Chapter IV Summary — Wuthering Heights

Wuthering Heights by Emily Bronte

Plot Summary

Chapter IV marks a pivotal shift in Wuthering Heights as the narrative moves from Lockwood's present-day account to Nelly Dean's retrospective storytelling. Recovering from his harrowing visit to Wuthering Heights, Lockwood invites his housekeeper to sit with him and share what she knows about the mysterious inhabitants of the estate. Through their conversation, Lockwood learns key details: the young woman he met is Catherine Linton (the daughter of the late Mrs. Linton), Hareton Earnshaw is the last of the Earnshaw line, and Heathcliff is enormously wealthy yet miserly.

Nelly then begins her story from the very beginning. She recalls how Mr. Earnshaw, the patriarch of Wuthering Heights, walked sixty miles to Liverpool and returned three days later carrying a "dirty, ragged, black-haired child" bundled in his greatcoat. Mrs. Earnshaw was furious, calling the boy a "gipsy brat," while Hindley and Cathy were only upset that their promised gifts—a fiddle and a whip—had been lost or destroyed during the journey. Nelly herself placed the child on the landing, hoping it would disappear by morning, but Mr. Earnshaw found it at his door and banished Nelly from the house for her cruelty.
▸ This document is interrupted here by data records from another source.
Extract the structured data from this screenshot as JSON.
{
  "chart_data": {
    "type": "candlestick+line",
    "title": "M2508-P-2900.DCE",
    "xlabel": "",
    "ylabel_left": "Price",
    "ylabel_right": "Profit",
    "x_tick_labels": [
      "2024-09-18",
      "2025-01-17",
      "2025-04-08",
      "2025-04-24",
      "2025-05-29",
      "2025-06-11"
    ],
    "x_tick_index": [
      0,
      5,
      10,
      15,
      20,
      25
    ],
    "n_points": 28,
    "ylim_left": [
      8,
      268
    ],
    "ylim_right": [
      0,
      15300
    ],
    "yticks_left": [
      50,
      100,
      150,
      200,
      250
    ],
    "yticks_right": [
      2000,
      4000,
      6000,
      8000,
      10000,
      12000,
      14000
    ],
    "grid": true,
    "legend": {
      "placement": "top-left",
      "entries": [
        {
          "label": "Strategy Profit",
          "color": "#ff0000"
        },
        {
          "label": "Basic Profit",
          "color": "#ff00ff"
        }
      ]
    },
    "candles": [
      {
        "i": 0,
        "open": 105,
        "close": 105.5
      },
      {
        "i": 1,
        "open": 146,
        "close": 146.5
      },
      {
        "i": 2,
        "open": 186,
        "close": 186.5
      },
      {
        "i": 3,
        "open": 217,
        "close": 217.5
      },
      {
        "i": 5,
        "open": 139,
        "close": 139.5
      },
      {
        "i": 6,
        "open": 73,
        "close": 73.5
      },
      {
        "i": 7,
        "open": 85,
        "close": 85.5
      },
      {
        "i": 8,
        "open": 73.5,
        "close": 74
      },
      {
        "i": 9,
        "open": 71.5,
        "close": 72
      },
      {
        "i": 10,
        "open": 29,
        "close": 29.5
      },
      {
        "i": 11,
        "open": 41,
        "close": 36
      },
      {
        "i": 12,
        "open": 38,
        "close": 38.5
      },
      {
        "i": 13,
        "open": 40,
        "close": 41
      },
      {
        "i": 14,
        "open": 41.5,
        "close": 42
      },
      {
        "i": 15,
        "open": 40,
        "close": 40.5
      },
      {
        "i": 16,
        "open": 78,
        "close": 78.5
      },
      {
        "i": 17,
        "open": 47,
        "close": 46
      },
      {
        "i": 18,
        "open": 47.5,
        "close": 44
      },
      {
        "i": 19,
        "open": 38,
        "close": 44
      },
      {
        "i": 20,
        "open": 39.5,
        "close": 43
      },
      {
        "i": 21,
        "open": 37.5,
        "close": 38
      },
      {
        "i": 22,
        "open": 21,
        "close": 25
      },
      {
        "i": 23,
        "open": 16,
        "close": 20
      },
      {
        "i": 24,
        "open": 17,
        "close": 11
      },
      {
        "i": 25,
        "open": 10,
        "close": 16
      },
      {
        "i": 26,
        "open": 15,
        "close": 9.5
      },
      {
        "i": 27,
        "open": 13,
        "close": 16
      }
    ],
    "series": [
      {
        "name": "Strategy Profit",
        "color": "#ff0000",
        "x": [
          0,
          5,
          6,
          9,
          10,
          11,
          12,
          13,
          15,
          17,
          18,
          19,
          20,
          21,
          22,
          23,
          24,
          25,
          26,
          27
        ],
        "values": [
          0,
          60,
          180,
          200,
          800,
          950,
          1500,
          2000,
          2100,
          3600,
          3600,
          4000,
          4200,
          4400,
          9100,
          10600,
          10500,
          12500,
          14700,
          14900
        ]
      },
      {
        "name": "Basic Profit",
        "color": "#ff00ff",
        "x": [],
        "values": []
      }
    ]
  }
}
When Nelly returned, the child had been named Heathcliff—after a son who had died in childhood. Cathy quickly bonded with Heathcliff, but Hindley and Nelly tormented him relentlessly. Despite this abuse, Heathcliff endured silently, which only deepened Mr. Earnshaw's protective affection for him. After Mrs. Earnshaw's death, Hindley came to see his father as an oppressor and Heathcliff as a usurper. During a bout of measles, Nelly nursed Heathcliff through a dangerous illness and softened toward him. The chapter closes with the horse-exchange episode, in which Heathcliff manipulates Hindley into surrendering his better colt through threats of exposure, revealing a calculating nature beneath his stoic exterior.

Character Development

Heathcliff is introduced as a foundling—silent, stoic, and seemingly passive. Yet by the chapter's end, the horse-exchange incident reveals his shrewdness and capacity for manipulation. His endurance of abuse is not mere patience but a kind of hardened resilience that unsettles those around him. Hindley Earnshaw emerges as jealous and violent, already brutalizing Heathcliff and resenting his father's favoritism. Catherine Earnshaw appears briefly as spirited and mischievous—choosing a whip as her gift and spitting at the newcomer, yet quickly becoming Heathcliff's closest companion. Mr. Earnshaw is portrayed as a well-meaning but divisive patriarch whose fierce devotion to Heathcliff fractures the family. Nelly Dean establishes herself as both participant and narrator, candidly admitting her own early cruelty toward Heathcliff before her gradual change of heart.

Themes and Motifs

The chapter introduces the theme of social class and the outsider: Heathcliff arrives as a nameless, racially othered child from the streets of Liverpool, and the household's hostility reflects deep anxieties about origins, belonging, and inheritance. The nature versus nurture debate is embedded in Heathcliff's characterization—is his later cruelty innate or the product of relentless abuse? The motif of displacement and usurpation runs through every relationship, as Heathcliff's presence disrupts the existing family order. The theme of love as possession also surfaces in Mr. Earnshaw's possessive attachment to Heathcliff and Hindley's sense that parental affection has been stolen from him.

Literary Devices

Brontë employs nested narration (frame narrative) as Lockwood records Nelly's story, creating layers of perspective and raising questions about reliability. Foreshadowing pervades the chapter: Heathcliff's silent endurance and the horse-exchange manipulation hint at the revenge that will consume the novel. The symbolism of the destroyed gifts—Hindley's crushed fiddle and Cathy's lost whip—represents the loss of childhood innocence that Heathcliff's arrival precipitates. Brontë also uses animal imagery ("cuckoo's" history, "unfledged dunnock") to characterize Heathcliff as an interloper displacing the rightful nestlings, reinforcing the theme of natural versus unnatural belonging.